Persons most commonly affected: Intercostal neuralgia: adults of both sexes, but more common in women over 50 years, especially persons who are already in poor health. Trigeminal neuralgia: adults of both sexes.
Organ or part of body involved: Any nerve or its branches, usually the trigeminal (facial) nerve, nerves that arise from the spinal cord and run between the ribs (intercostal) and the sciatic nerve
Symptoms and indications: Intercostal neuralgia: pain, usually on the left side, especially where the nerve leaves the spine in the back and in the front where it branches into the skin. The pain may come in intense bursts and may occur more often at a particular time of the day or night. There may be other symptoms, such as tingling, numbness or paralysis, and loss of appetite, and muscle wastage. Trigeminal neuralgia: usually on one side of the face; severe pain of a burning or cutting nature, which may be constant or spasmodic and may be provoked by simple actions such as eating or by heat or cold. The skin on the face may become inflamed and the eye on the affected side red and watery. The condition is very debilitating in that the pain can be so intense as to interfere with sleeping and eating. Hence, the person may suffer from loss of appetite and weight.
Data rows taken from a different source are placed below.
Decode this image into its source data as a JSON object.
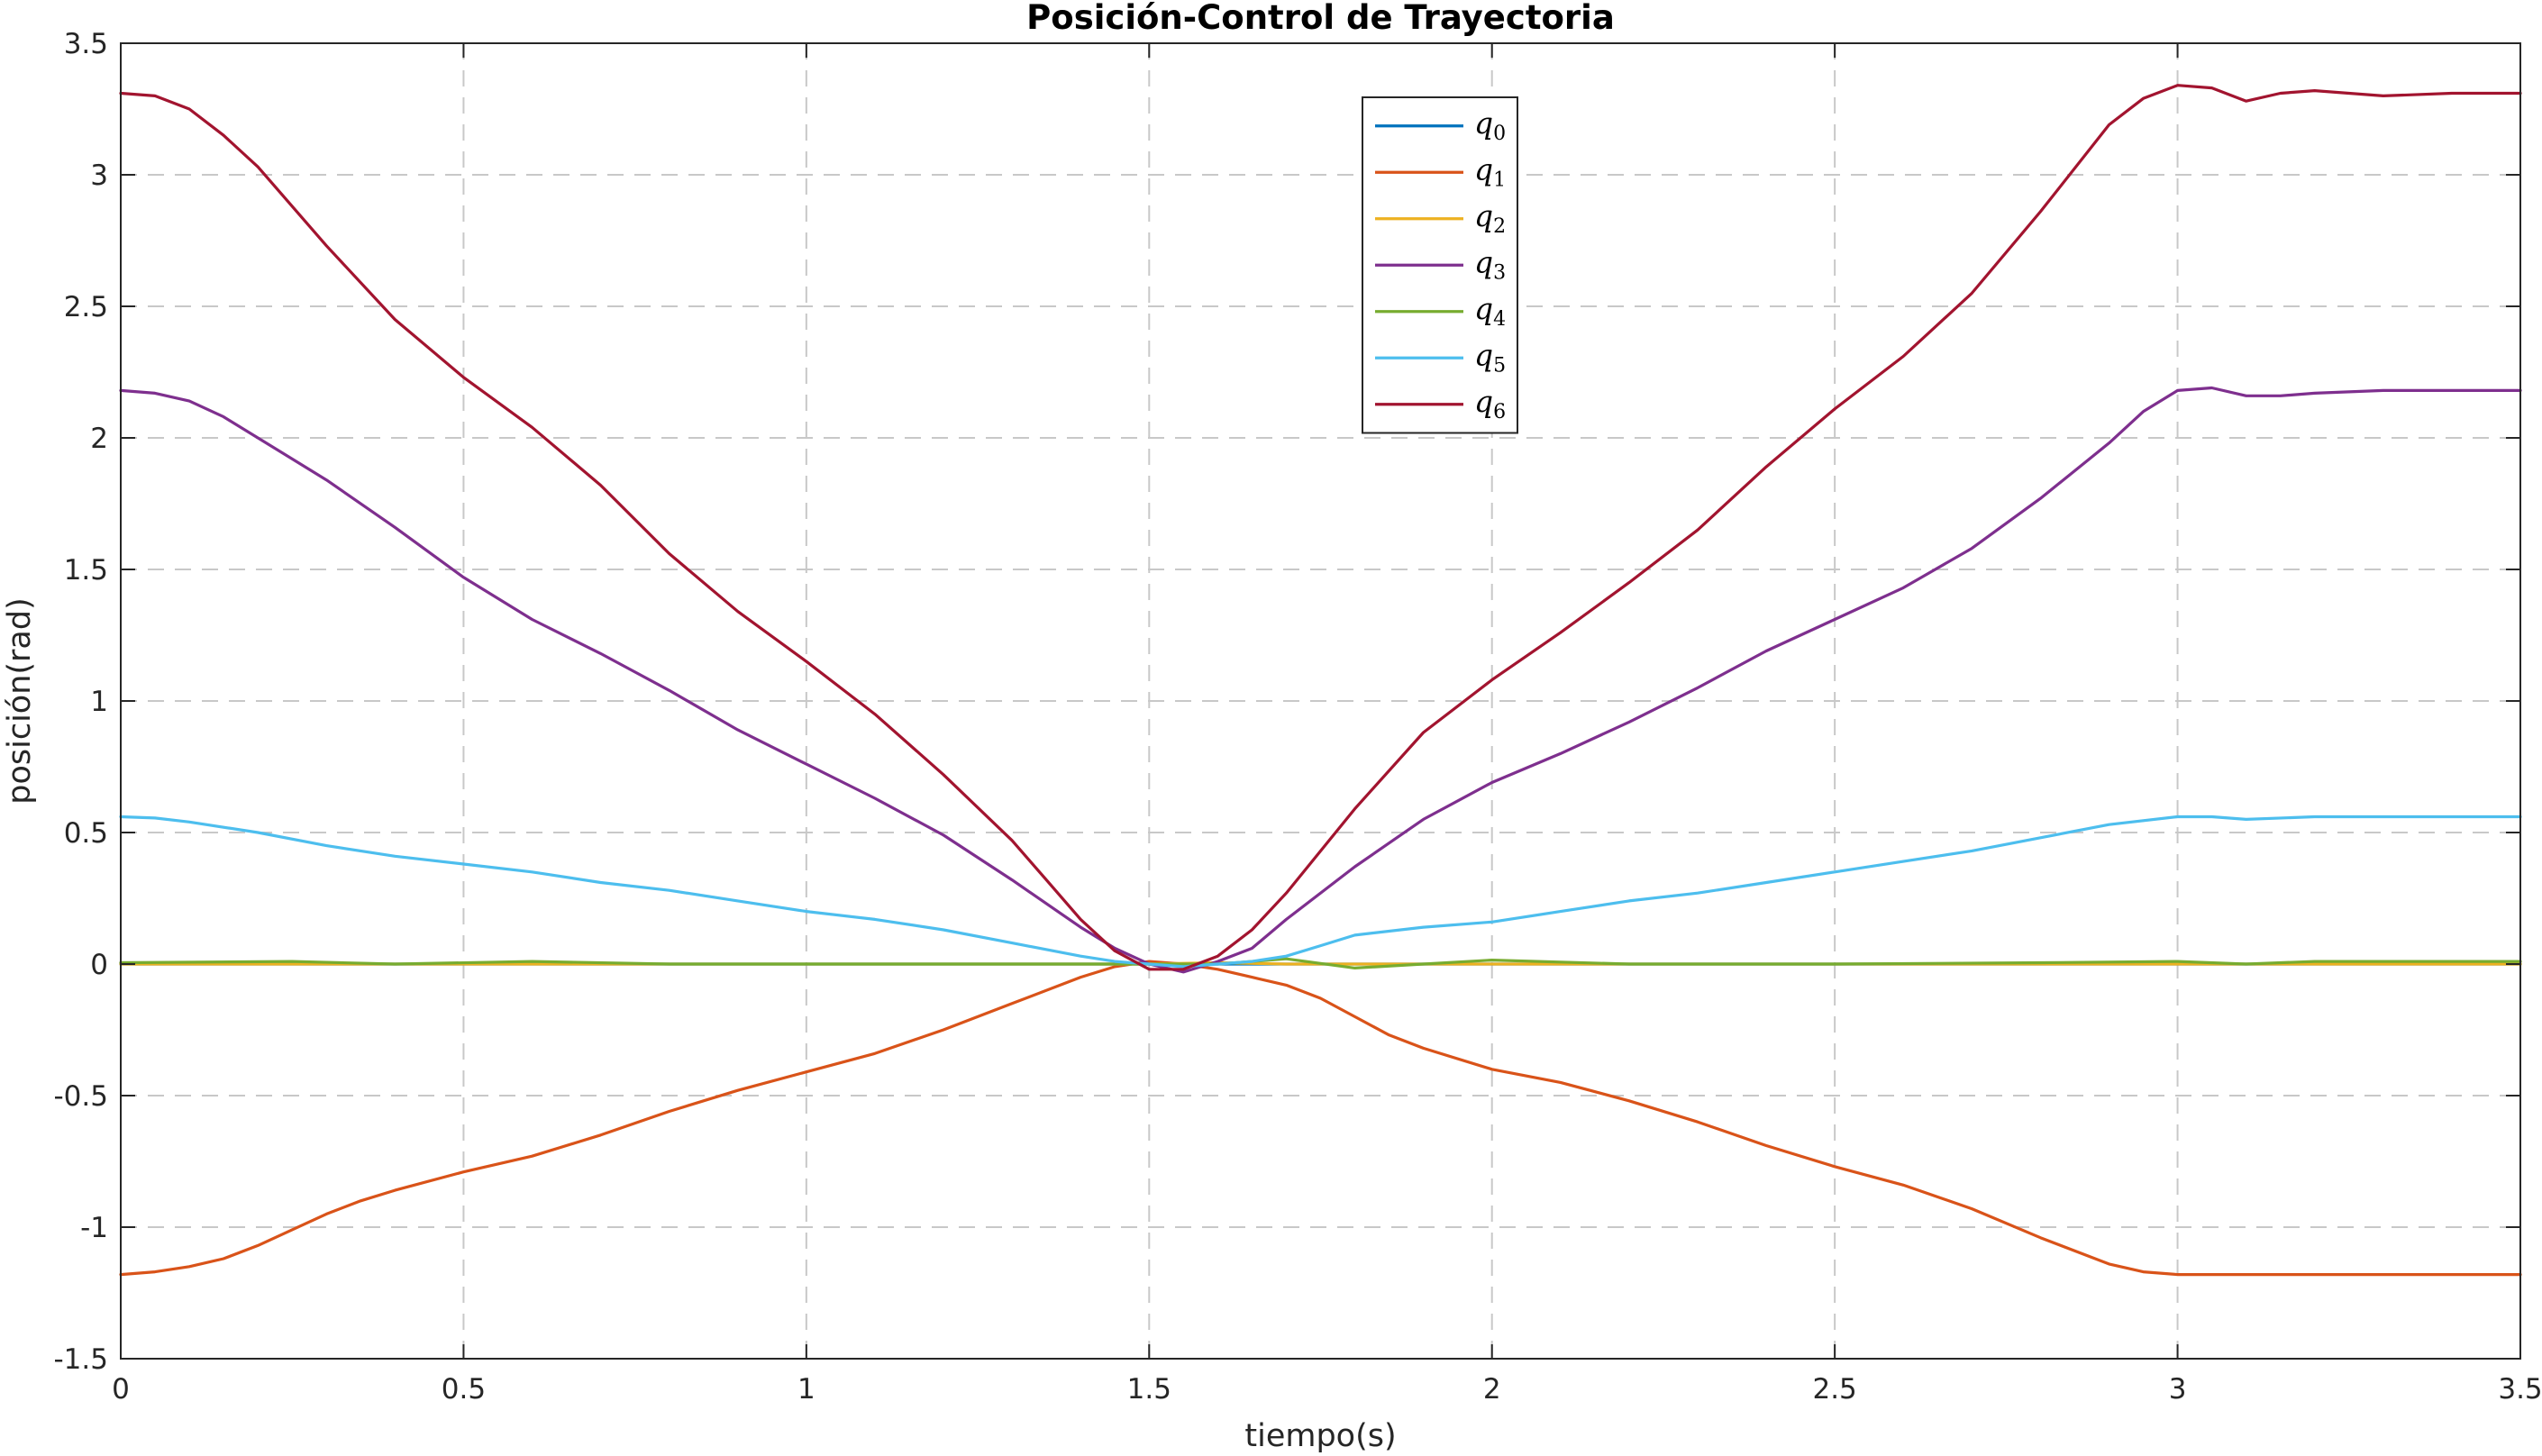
{
  "chart_data": {
    "type": "line",
    "title": "Posición-Control de Trayectoria",
    "xlabel": "tiempo(s)",
    "ylabel": "posición(rad)",
    "xlim": [
      0,
      3.5
    ],
    "ylim": [
      -1.5,
      3.5
    ],
    "xticks": [
      0,
      0.5,
      1,
      1.5,
      2,
      2.5,
      3,
      3.5
    ],
    "xtick_labels": [
      "0",
      "0.5",
      "1",
      "1.5",
      "2",
      "2.5",
      "3",
      "3.5"
    ],
    "yticks": [
      -1.5,
      -1,
      -0.5,
      0,
      0.5,
      1,
      1.5,
      2,
      2.5,
      3,
      3.5
    ],
    "ytick_labels": [
      "-1.5",
      "-1",
      "-0.5",
      "0",
      "0.5",
      "1",
      "1.5",
      "2",
      "2.5",
      "3",
      "3.5"
    ],
    "grid": true,
    "legend_position": "top-center",
    "series": [
      {
        "name": "q",
        "sub": "0",
        "color": "#0072BD",
        "x": [
          0,
          0.5,
          1,
          1.5,
          2,
          2.5,
          3,
          3.5
        ],
        "y": [
          0.0,
          0.0,
          0.0,
          0.0,
          0.0,
          0.0,
          0.0,
          0.0
        ]
      },
      {
        "name": "q",
        "sub": "1",
        "color": "#D95319",
        "x": [
          0.0,
          0.05,
          0.1,
          0.15,
          0.2,
          0.25,
          0.3,
          0.35,
          0.4,
          0.5,
          0.6,
          0.7,
          0.8,
          0.9,
          1.0,
          1.1,
          1.2,
          1.3,
          1.4,
          1.45,
          1.5,
          1.55,
          1.6,
          1.65,
          1.7,
          1.75,
          1.8,
          1.85,
          1.9,
          2.0,
          2.1,
          2.2,
          2.3,
          2.4,
          2.5,
          2.6,
          2.7,
          2.8,
          2.9,
          2.95,
          3.0,
          3.05,
          3.1,
          3.2,
          3.3,
          3.4,
          3.5
        ],
        "y": [
          -1.18,
          -1.17,
          -1.15,
          -1.12,
          -1.07,
          -1.01,
          -0.95,
          -0.9,
          -0.86,
          -0.79,
          -0.73,
          -0.65,
          -0.56,
          -0.48,
          -0.41,
          -0.34,
          -0.25,
          -0.15,
          -0.05,
          -0.01,
          0.01,
          0.0,
          -0.02,
          -0.05,
          -0.08,
          -0.13,
          -0.2,
          -0.27,
          -0.32,
          -0.4,
          -0.45,
          -0.52,
          -0.6,
          -0.69,
          -0.77,
          -0.84,
          -0.93,
          -1.04,
          -1.14,
          -1.17,
          -1.18,
          -1.18,
          -1.18,
          -1.18,
          -1.18,
          -1.18,
          -1.18
        ]
      },
      {
        "name": "q",
        "sub": "2",
        "color": "#EDB120",
        "x": [
          0,
          0.5,
          1,
          1.5,
          1.6,
          1.7,
          2,
          2.5,
          3,
          3.5
        ],
        "y": [
          0.0,
          0.0,
          0.0,
          0.0,
          0.005,
          0.0,
          0.0,
          0.0,
          0.0,
          0.0
        ]
      },
      {
        "name": "q",
        "sub": "3",
        "color": "#7E2F8E",
        "x": [
          0.0,
          0.05,
          0.1,
          0.15,
          0.2,
          0.3,
          0.4,
          0.5,
          0.6,
          0.7,
          0.8,
          0.9,
          1.0,
          1.1,
          1.2,
          1.3,
          1.4,
          1.45,
          1.5,
          1.55,
          1.6,
          1.65,
          1.7,
          1.8,
          1.9,
          2.0,
          2.1,
          2.2,
          2.3,
          2.4,
          2.5,
          2.6,
          2.7,
          2.8,
          2.9,
          2.95,
          3.0,
          3.05,
          3.1,
          3.15,
          3.2,
          3.3,
          3.4,
          3.5
        ],
        "y": [
          2.18,
          2.17,
          2.14,
          2.08,
          2.0,
          1.84,
          1.66,
          1.47,
          1.31,
          1.18,
          1.04,
          0.89,
          0.76,
          0.63,
          0.49,
          0.32,
          0.14,
          0.06,
          0.0,
          -0.03,
          0.01,
          0.06,
          0.17,
          0.37,
          0.55,
          0.69,
          0.8,
          0.92,
          1.05,
          1.19,
          1.31,
          1.43,
          1.58,
          1.77,
          1.98,
          2.1,
          2.18,
          2.19,
          2.16,
          2.16,
          2.17,
          2.18,
          2.18,
          2.18
        ]
      },
      {
        "name": "q",
        "sub": "4",
        "color": "#77AC30",
        "x": [
          0.0,
          0.25,
          0.4,
          0.6,
          0.8,
          1.0,
          1.2,
          1.4,
          1.5,
          1.6,
          1.7,
          1.8,
          1.9,
          2.0,
          2.2,
          2.5,
          2.8,
          3.0,
          3.1,
          3.2,
          3.35,
          3.5
        ],
        "y": [
          0.005,
          0.01,
          0.0,
          0.01,
          0.0,
          0.0,
          0.0,
          0.0,
          0.0,
          0.0,
          0.02,
          -0.015,
          0.0,
          0.015,
          0.0,
          0.0,
          0.005,
          0.01,
          0.0,
          0.01,
          0.01,
          0.01
        ]
      },
      {
        "name": "q",
        "sub": "5",
        "color": "#4DBEEE",
        "x": [
          0.0,
          0.05,
          0.1,
          0.2,
          0.3,
          0.4,
          0.5,
          0.6,
          0.7,
          0.8,
          0.9,
          1.0,
          1.1,
          1.2,
          1.3,
          1.4,
          1.45,
          1.5,
          1.55,
          1.6,
          1.65,
          1.7,
          1.75,
          1.8,
          1.9,
          2.0,
          2.1,
          2.2,
          2.3,
          2.4,
          2.5,
          2.6,
          2.7,
          2.8,
          2.9,
          3.0,
          3.05,
          3.1,
          3.2,
          3.3,
          3.4,
          3.5
        ],
        "y": [
          0.56,
          0.555,
          0.54,
          0.5,
          0.45,
          0.41,
          0.38,
          0.35,
          0.31,
          0.28,
          0.24,
          0.2,
          0.17,
          0.13,
          0.08,
          0.03,
          0.01,
          0.0,
          -0.01,
          0.0,
          0.01,
          0.03,
          0.07,
          0.11,
          0.14,
          0.16,
          0.2,
          0.24,
          0.27,
          0.31,
          0.35,
          0.39,
          0.43,
          0.48,
          0.53,
          0.56,
          0.56,
          0.55,
          0.56,
          0.56,
          0.56,
          0.56
        ]
      },
      {
        "name": "q",
        "sub": "6",
        "color": "#A2142F",
        "x": [
          0.0,
          0.05,
          0.1,
          0.15,
          0.2,
          0.3,
          0.4,
          0.5,
          0.6,
          0.7,
          0.8,
          0.9,
          1.0,
          1.1,
          1.2,
          1.3,
          1.35,
          1.4,
          1.45,
          1.5,
          1.55,
          1.6,
          1.65,
          1.7,
          1.8,
          1.9,
          2.0,
          2.1,
          2.2,
          2.3,
          2.4,
          2.5,
          2.6,
          2.7,
          2.8,
          2.9,
          2.95,
          3.0,
          3.05,
          3.1,
          3.15,
          3.2,
          3.3,
          3.4,
          3.5
        ],
        "y": [
          3.31,
          3.3,
          3.25,
          3.15,
          3.03,
          2.73,
          2.45,
          2.23,
          2.04,
          1.82,
          1.56,
          1.34,
          1.15,
          0.95,
          0.72,
          0.47,
          0.32,
          0.17,
          0.05,
          -0.02,
          -0.02,
          0.03,
          0.13,
          0.27,
          0.59,
          0.88,
          1.08,
          1.26,
          1.45,
          1.65,
          1.89,
          2.11,
          2.31,
          2.55,
          2.86,
          3.19,
          3.29,
          3.34,
          3.33,
          3.28,
          3.31,
          3.32,
          3.3,
          3.31,
          3.31
        ]
      }
    ]
  }
}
Causes and risk factors: Sometimes the cause may be inflammation or pressure on the nerve but often the cause cannot be discovered. Neuralgic attacks tend to recur from time to time in an affected person, especially if the overall state of health is low.
Prevention: There is virtually no way to prevent neuralgia, except to treat underlying diseases that may precipitate nerve damage and to avoid overexposure to chemicals and drugs.